Like the rest of Mimir's other public spaces, the lounge is arranged to be as open as possible to encourage mingling among guests, allow for room to walk around and to give the impression of more space. Modern couches in muted gray, ivory and beige are grouped along the windows, giving you plenty of vantage points to enjoy the scenery. The couches are accented with bolder red, orange or yellow throw pillows, making it easier to truly relax and unwind after a busy day sightseeing. In addition, there are a few tables with chairs in the center near the piano, as well as near the entrance to the Aquavit Terrace.

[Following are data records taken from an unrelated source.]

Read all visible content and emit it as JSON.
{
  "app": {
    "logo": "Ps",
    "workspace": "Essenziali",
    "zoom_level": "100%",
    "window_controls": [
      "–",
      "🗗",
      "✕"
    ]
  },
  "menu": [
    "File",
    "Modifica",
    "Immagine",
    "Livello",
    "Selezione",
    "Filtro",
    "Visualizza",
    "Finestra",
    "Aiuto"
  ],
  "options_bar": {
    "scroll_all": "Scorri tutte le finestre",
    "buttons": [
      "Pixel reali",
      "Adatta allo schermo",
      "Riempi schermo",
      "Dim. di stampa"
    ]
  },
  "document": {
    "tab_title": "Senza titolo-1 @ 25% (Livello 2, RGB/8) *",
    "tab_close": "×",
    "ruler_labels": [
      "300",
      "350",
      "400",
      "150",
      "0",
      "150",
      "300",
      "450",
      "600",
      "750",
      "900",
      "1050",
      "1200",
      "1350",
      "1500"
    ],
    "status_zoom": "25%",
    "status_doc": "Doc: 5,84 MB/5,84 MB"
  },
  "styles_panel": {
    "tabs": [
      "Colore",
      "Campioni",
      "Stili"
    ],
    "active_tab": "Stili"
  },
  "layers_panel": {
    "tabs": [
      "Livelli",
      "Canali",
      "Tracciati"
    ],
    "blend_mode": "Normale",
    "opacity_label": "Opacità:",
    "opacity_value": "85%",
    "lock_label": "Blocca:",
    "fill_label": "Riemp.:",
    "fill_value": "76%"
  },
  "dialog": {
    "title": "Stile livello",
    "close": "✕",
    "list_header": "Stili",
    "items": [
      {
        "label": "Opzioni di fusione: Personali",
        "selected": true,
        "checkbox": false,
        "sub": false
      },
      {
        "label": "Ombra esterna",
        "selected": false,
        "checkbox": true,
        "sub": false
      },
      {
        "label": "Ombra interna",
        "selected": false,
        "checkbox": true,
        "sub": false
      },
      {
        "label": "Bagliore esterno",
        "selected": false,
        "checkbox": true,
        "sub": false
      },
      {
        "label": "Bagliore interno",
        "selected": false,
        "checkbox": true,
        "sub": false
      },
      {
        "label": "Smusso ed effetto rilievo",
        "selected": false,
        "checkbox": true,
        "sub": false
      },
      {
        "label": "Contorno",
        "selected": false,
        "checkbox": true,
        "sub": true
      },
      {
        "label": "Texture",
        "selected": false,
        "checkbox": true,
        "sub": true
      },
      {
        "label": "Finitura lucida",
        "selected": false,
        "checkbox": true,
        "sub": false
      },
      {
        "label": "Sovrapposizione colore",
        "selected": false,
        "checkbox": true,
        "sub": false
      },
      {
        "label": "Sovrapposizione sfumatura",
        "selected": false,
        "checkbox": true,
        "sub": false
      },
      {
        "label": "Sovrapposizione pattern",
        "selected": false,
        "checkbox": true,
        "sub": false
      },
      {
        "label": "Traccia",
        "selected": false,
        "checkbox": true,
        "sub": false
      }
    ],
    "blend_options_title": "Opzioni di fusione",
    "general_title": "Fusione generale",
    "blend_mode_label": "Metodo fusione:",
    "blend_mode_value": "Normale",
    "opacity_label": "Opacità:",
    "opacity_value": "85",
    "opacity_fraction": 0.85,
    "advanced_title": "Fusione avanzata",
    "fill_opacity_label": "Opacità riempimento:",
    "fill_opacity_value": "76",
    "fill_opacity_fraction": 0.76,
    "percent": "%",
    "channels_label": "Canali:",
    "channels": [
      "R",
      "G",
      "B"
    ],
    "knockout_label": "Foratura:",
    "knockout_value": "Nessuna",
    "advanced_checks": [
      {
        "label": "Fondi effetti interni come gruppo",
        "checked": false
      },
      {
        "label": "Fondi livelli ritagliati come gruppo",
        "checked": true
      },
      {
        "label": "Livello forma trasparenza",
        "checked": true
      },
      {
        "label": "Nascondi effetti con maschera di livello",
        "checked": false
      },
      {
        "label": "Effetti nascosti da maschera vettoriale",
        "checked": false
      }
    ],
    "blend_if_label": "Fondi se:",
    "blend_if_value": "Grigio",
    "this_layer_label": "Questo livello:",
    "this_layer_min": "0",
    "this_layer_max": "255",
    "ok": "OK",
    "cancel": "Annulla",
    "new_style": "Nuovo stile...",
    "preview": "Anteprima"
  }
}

The bar is simple but elegant, with wood paneling and 10 bar stools scattered around it. This, as many passengers will tell you, is the social hub of the ship. Here you'll find guests laughing and chatting with each other and the bartender, munching on complimentary snacks like wasabi peas and Chex Mix.
One of the ship's most popular areas during the warm summer months is the Upper Deck, which runs the entire length of the vessel. In addition to a running track, outdoor chairs, plush comfortable couches, tables and sweeping 360-degree views, Mimir also has a fresh and organic herb garden planted during the warmer months, which provides some edibles for the downstairs menu as well as a much needed dash of fresh greenery. There's also a shuffleboard, small putting green, a giant cheese set and a small shaded area to sit and soak up the view.
On the Upper Deck, you'll also find the ship's bridge, which lowers and rises to fit under low bridges. There's an open-bridge policy, which gives passengers the chance to talk with the captains, except when they are navigating the tight locks.
Viking Mimir has a reception desk that's open 24 hours while the concierge and cruise director hold varying hours (depending on the day's itinerary).
A contemporary-designed elevator takes passengers with mobility issues from floor to floor. There's a small shop next to reception that sells anything you might need for your journey, from raincoats to logo-emblazed umbrellas to books and luggage tags.
Laundry services are offered for any cruise length and can be handled through your room steward.
There is complimentary Wi-Fi available throughout the ship, including in cabin. However, it can be unreliable as you sail through parts of the Danube, Rhine and definitely when crossing European locks. For those passengers without computers or personal devices, Viking has two desktop computers hooked up so you can check email, surf the web or update Facebook.
Adjacent to the computers is a stocked library, offering popular titles and reading material about the destinations you're cruising to.
No Viking Longships (Mimir included) feature a spa, a fitness center, pool or hot tub. Viking has agreements with luxury hotels in several of the cities the ship visits, allowing passengers to use the hotels' health club facilities. Aside from a running track on the deck of the ship, there are no places for guests to work out.
Viking River Cruises does not cater to children and young families. The minimum age to sail is 18.